- Genre: Comedy Politics
- Country of origin: United States
- Language: English

Cast and voices
- Hosted by: Ethan Klein Hasan Piker

Production
- Length: 95–231 minutes

Publication
- No. of episodes: 61
- Original release: September 26, 2021 – October 12, 2023

= Leftovers (podcast) =

Leftist political podcast

Leftovers was an American leftist political podcast hosted by Ethan Klein and Hasan Piker on the H3 Podcast. It is focused on politics and internet culture. Klein stated that "the spirit of this show is not serious policy debate. It's bringing righteous justice to these shit-bags [and] clowning on idiots".

The series features guests such as Amouranth, Liver King, and Andrew Callaghan as well as commentators such as Marxian economist Richard D. Wolff.

== History ==
The series debuted on September 26, 2021, and was hosted on the H3 Podcast YouTube channel and other podcast platforms The show was a successor to Kleins' previous podcast Frenemies, which ended in July 2021. Tubefilter reported that the first episode reached 1 million views a day after being published.

Prior to the start of the podcast, Klein and Piker had collaborated before.

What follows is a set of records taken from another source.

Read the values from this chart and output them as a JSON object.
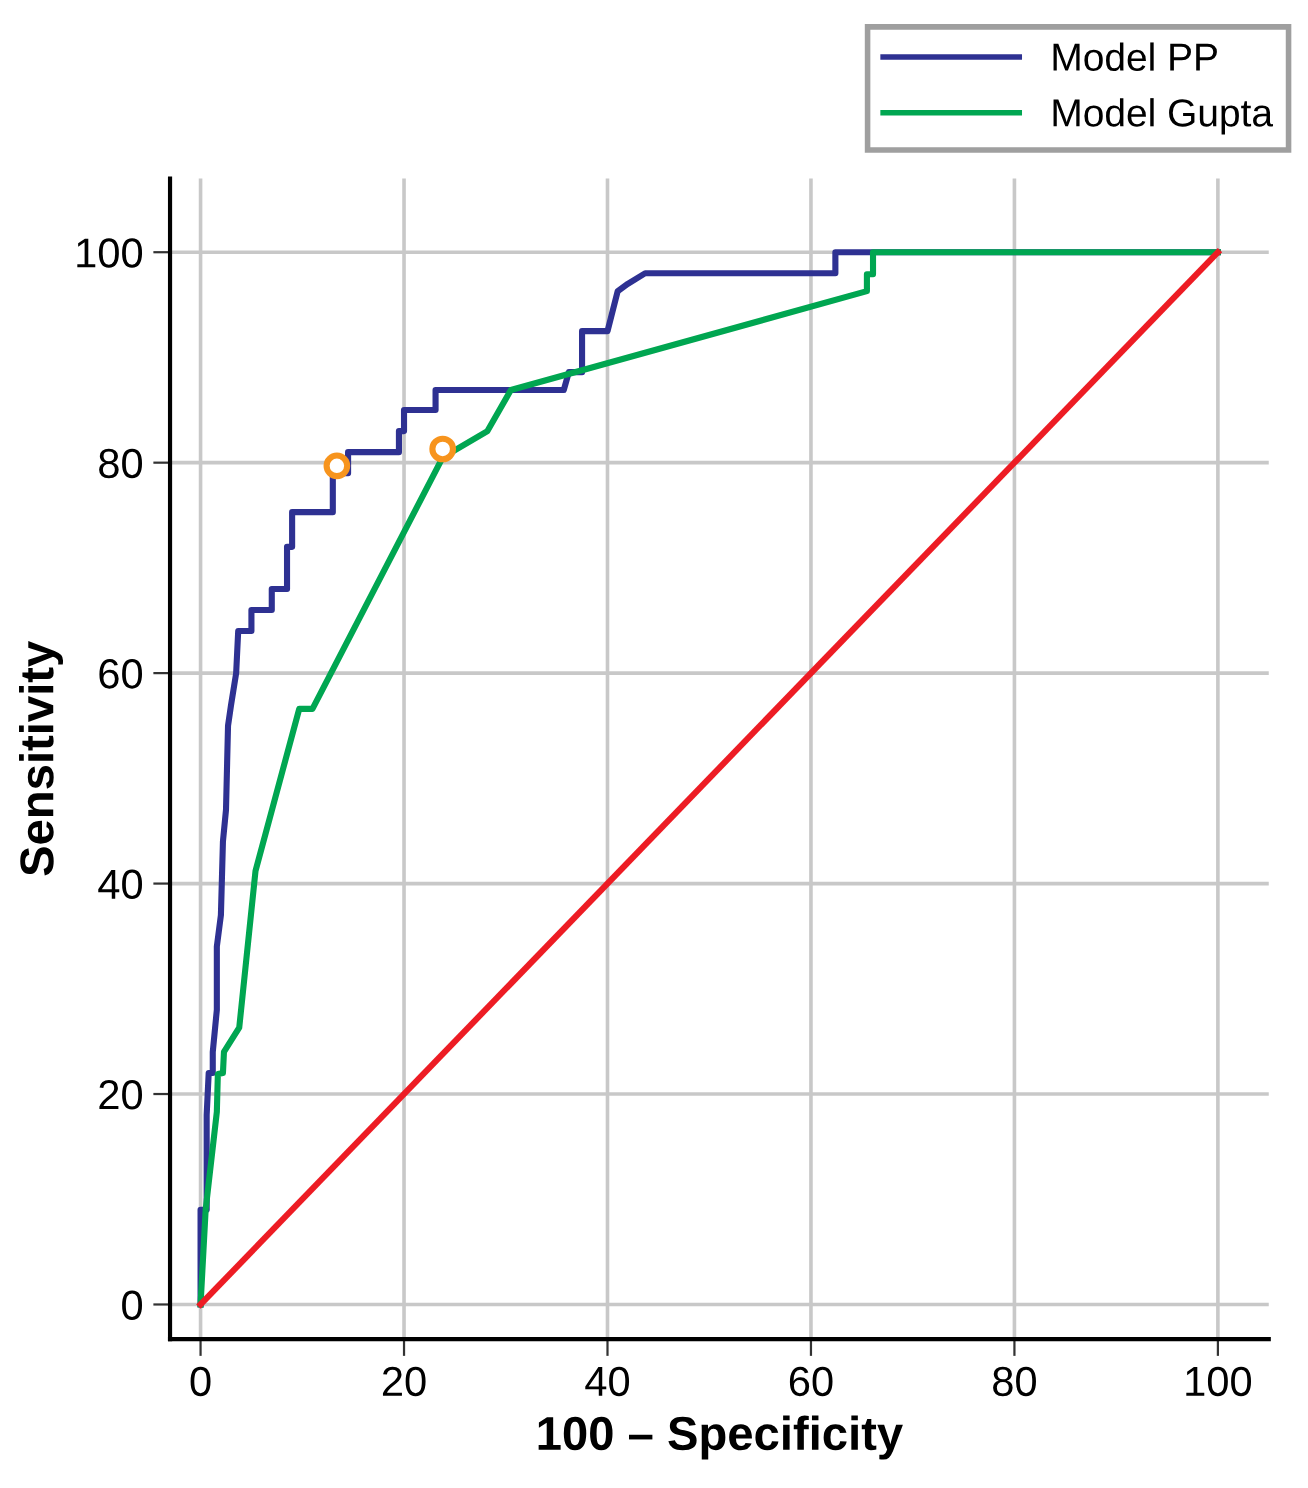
{
  "chart_data": {
    "type": "line",
    "xlabel": "100 – Specificity",
    "ylabel": "Sensitivity",
    "xlim": [
      -3,
      105
    ],
    "ylim": [
      -3.3,
      107
    ],
    "xticks": [
      0,
      20,
      40,
      60,
      80,
      100
    ],
    "yticks": [
      0,
      20,
      40,
      60,
      80,
      100
    ],
    "grid": true,
    "legend": "top right",
    "marker": "none",
    "line_style": "solid",
    "series": [
      {
        "name": "Model PP",
        "color": "#2e3192",
        "x": [
          0,
          0,
          0.6,
          0.6,
          0.8,
          1.2,
          1.2,
          1.6,
          1.6,
          2,
          2.2,
          2.5,
          2.7,
          3,
          3.5,
          3.7,
          5,
          5,
          7,
          7,
          8.5,
          8.5,
          9,
          9,
          13,
          13,
          14.5,
          14.5,
          19.5,
          19.5,
          20,
          20,
          23.1,
          23.1,
          35.7,
          36.2,
          37.5,
          37.5,
          40,
          41,
          42,
          43.7,
          62.4,
          62.4,
          100
        ],
        "values": [
          0,
          9,
          9,
          18,
          22,
          22,
          24,
          28,
          34,
          37,
          44,
          47,
          55,
          57,
          60,
          64,
          64,
          66,
          66,
          68,
          68,
          72,
          72,
          75.3,
          75.3,
          79,
          79,
          81,
          81,
          83,
          83,
          85,
          85,
          86.9,
          86.9,
          88.6,
          88.6,
          92.5,
          92.5,
          96.3,
          97,
          98,
          98,
          100,
          100
        ]
      },
      {
        "name": "Model Gupta",
        "color": "#00a651",
        "x": [
          0,
          0.5,
          1.6,
          1.7,
          2.2,
          2.3,
          3.8,
          5.4,
          9.7,
          11,
          23.8,
          28.2,
          30.5,
          65.5,
          65.5,
          66.1,
          66.1,
          100
        ],
        "values": [
          0,
          9,
          18.3,
          21.9,
          22,
          24,
          26.3,
          41.2,
          56.6,
          56.6,
          80.5,
          83,
          86.9,
          96.3,
          97.9,
          97.9,
          100,
          100
        ]
      },
      {
        "color": "#ed1c24",
        "x": [
          0,
          100
        ],
        "values": [
          0,
          100
        ]
      },
      {
        "type": "scatter",
        "color": "#f7941d",
        "marker": "circle",
        "x": [
          13.4,
          23.8
        ],
        "values": [
          79.7,
          81.3
        ]
      }
    ]
  }
}
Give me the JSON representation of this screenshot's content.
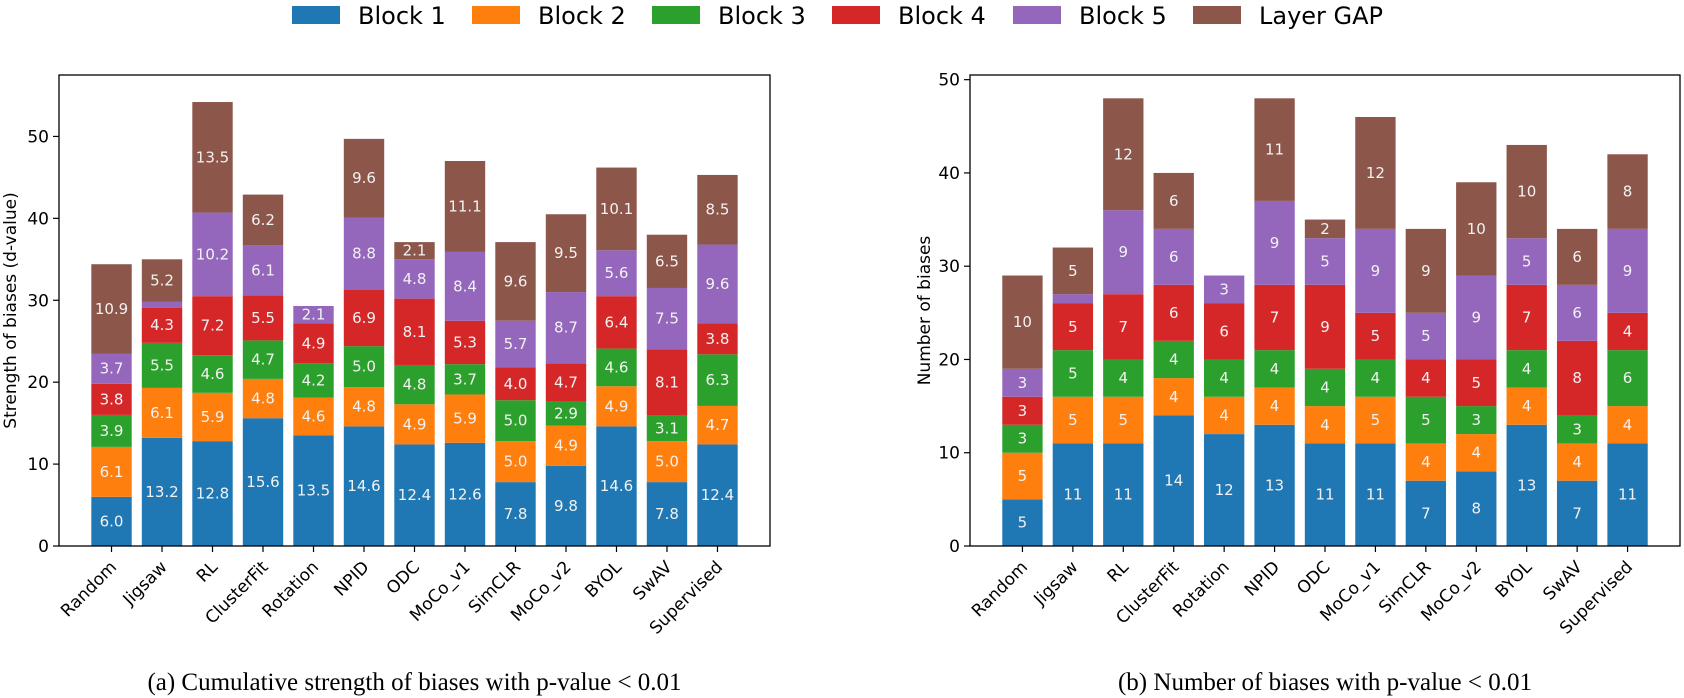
{
  "legend": {
    "items": [
      "Block 1",
      "Block 2",
      "Block 3",
      "Block 4",
      "Block 5",
      "Layer GAP"
    ],
    "colors": [
      "#1f77b4",
      "#ff7f0e",
      "#2ca02c",
      "#d62728",
      "#9467bd",
      "#8c564b"
    ],
    "placement": "top-center"
  },
  "chart_data": [
    {
      "type": "bar",
      "stacked": true,
      "caption": "(a) Cumulative strength of biases with p-value < 0.01",
      "xlabel": "",
      "ylabel": "Strength of biases (d-value)",
      "ylim": [
        0,
        57.5
      ],
      "yticks": [
        0,
        10,
        20,
        30,
        40,
        50
      ],
      "grid": false,
      "categories": [
        "Random",
        "Jigsaw",
        "RL",
        "ClusterFit",
        "Rotation",
        "NPID",
        "ODC",
        "MoCo_v1",
        "SimCLR",
        "MoCo_v2",
        "BYOL",
        "SwAV",
        "Supervised"
      ],
      "series": [
        {
          "name": "Block 1",
          "values": [
            6.0,
            13.2,
            12.8,
            15.6,
            13.5,
            14.6,
            12.4,
            12.6,
            7.8,
            9.8,
            14.6,
            7.8,
            12.4
          ]
        },
        {
          "name": "Block 2",
          "values": [
            6.1,
            6.1,
            5.9,
            4.8,
            4.6,
            4.8,
            4.9,
            5.9,
            5.0,
            4.9,
            4.9,
            5.0,
            4.7
          ]
        },
        {
          "name": "Block 3",
          "values": [
            3.9,
            5.5,
            4.6,
            4.7,
            4.2,
            5.0,
            4.8,
            3.7,
            5.0,
            2.9,
            4.6,
            3.1,
            6.3
          ]
        },
        {
          "name": "Block 4",
          "values": [
            3.8,
            4.3,
            7.2,
            5.5,
            4.9,
            6.9,
            8.1,
            5.3,
            4.0,
            4.7,
            6.4,
            8.1,
            3.8
          ]
        },
        {
          "name": "Block 5",
          "values": [
            3.7,
            0.7,
            10.2,
            6.1,
            2.1,
            8.8,
            4.8,
            8.4,
            5.7,
            8.7,
            5.6,
            7.5,
            9.6
          ]
        },
        {
          "name": "Layer GAP",
          "values": [
            10.9,
            5.2,
            13.5,
            6.2,
            0,
            9.6,
            2.1,
            11.1,
            9.6,
            9.5,
            10.1,
            6.5,
            8.5
          ]
        }
      ],
      "label_decimals": 1
    },
    {
      "type": "bar",
      "stacked": true,
      "caption": "(b) Number of biases with p-value < 0.01",
      "xlabel": "",
      "ylabel": "Number of biases",
      "ylim": [
        0,
        50.5
      ],
      "yticks": [
        0,
        10,
        20,
        30,
        40,
        50
      ],
      "grid": false,
      "categories": [
        "Random",
        "Jigsaw",
        "RL",
        "ClusterFit",
        "Rotation",
        "NPID",
        "ODC",
        "MoCo_v1",
        "SimCLR",
        "MoCo_v2",
        "BYOL",
        "SwAV",
        "Supervised"
      ],
      "series": [
        {
          "name": "Block 1",
          "values": [
            5,
            11,
            11,
            14,
            12,
            13,
            11,
            11,
            7,
            8,
            13,
            7,
            11
          ]
        },
        {
          "name": "Block 2",
          "values": [
            5,
            5,
            5,
            4,
            4,
            4,
            4,
            5,
            4,
            4,
            4,
            4,
            4
          ]
        },
        {
          "name": "Block 3",
          "values": [
            3,
            5,
            4,
            4,
            4,
            4,
            4,
            4,
            5,
            3,
            4,
            3,
            6
          ]
        },
        {
          "name": "Block 4",
          "values": [
            3,
            5,
            7,
            6,
            6,
            7,
            9,
            5,
            4,
            5,
            7,
            8,
            4
          ]
        },
        {
          "name": "Block 5",
          "values": [
            3,
            1,
            9,
            6,
            3,
            9,
            5,
            9,
            5,
            9,
            5,
            6,
            9
          ]
        },
        {
          "name": "Layer GAP",
          "values": [
            10,
            5,
            12,
            6,
            0,
            11,
            2,
            12,
            9,
            10,
            10,
            6,
            8
          ]
        }
      ],
      "label_decimals": 0
    }
  ]
}
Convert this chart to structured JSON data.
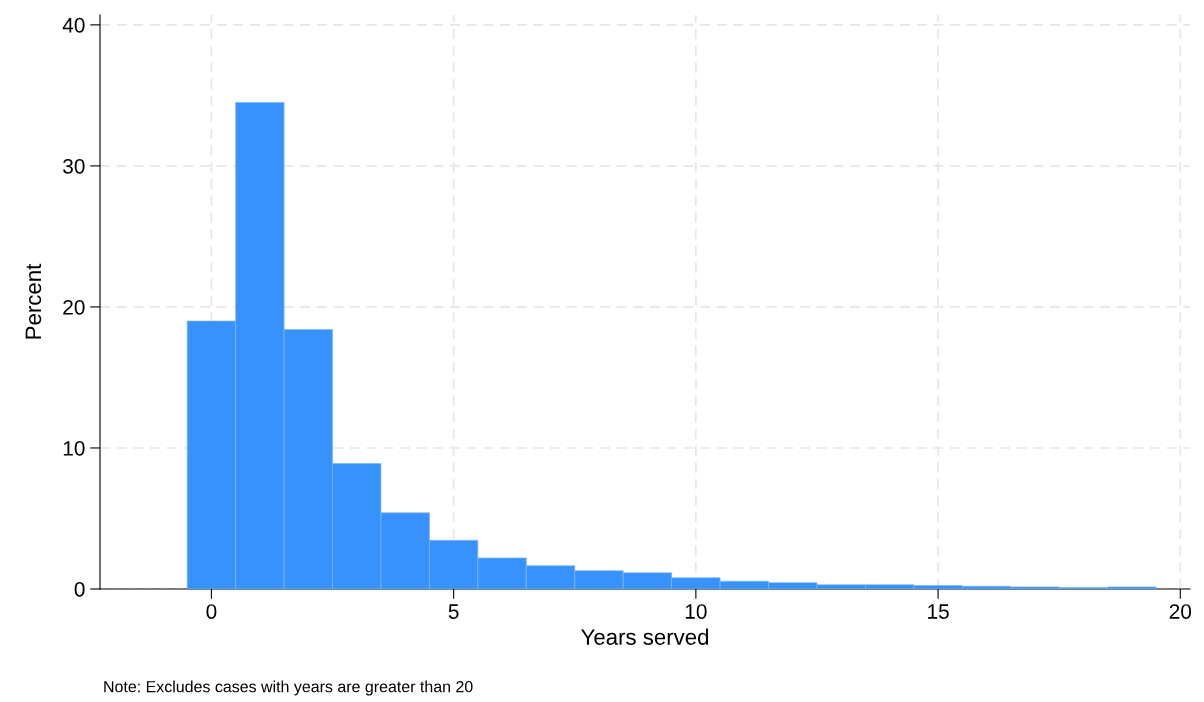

In August 2020, Piker was featured as a guest on episode No. 207 of the H3 Podcast. In July 2021, Klein and Piker joined to debate streamers xQc and Trainwreckstv on the ethics of promoting gambling to their audiences. Piker stated that, after the debate with the streamers, he knew he and Klein would make a show together eventually.

In October 2022, episode 29 of the podcast (titled "Ethan Is Cancelled For Ben Shapiro Joke & Midterm Special Coverage – Leftovers #29") was removed off YouTube when the channel received a week-long ban. The episode is still available on podcast platforms.

On October 12, 2023, Klein and Piker hosted an episode devoted to discussing the October 7 attacks and their ramifications in the context of the broader Israeli–Palestinian conflict. Shortly afterward, the podcast went on hiatus indefinitely.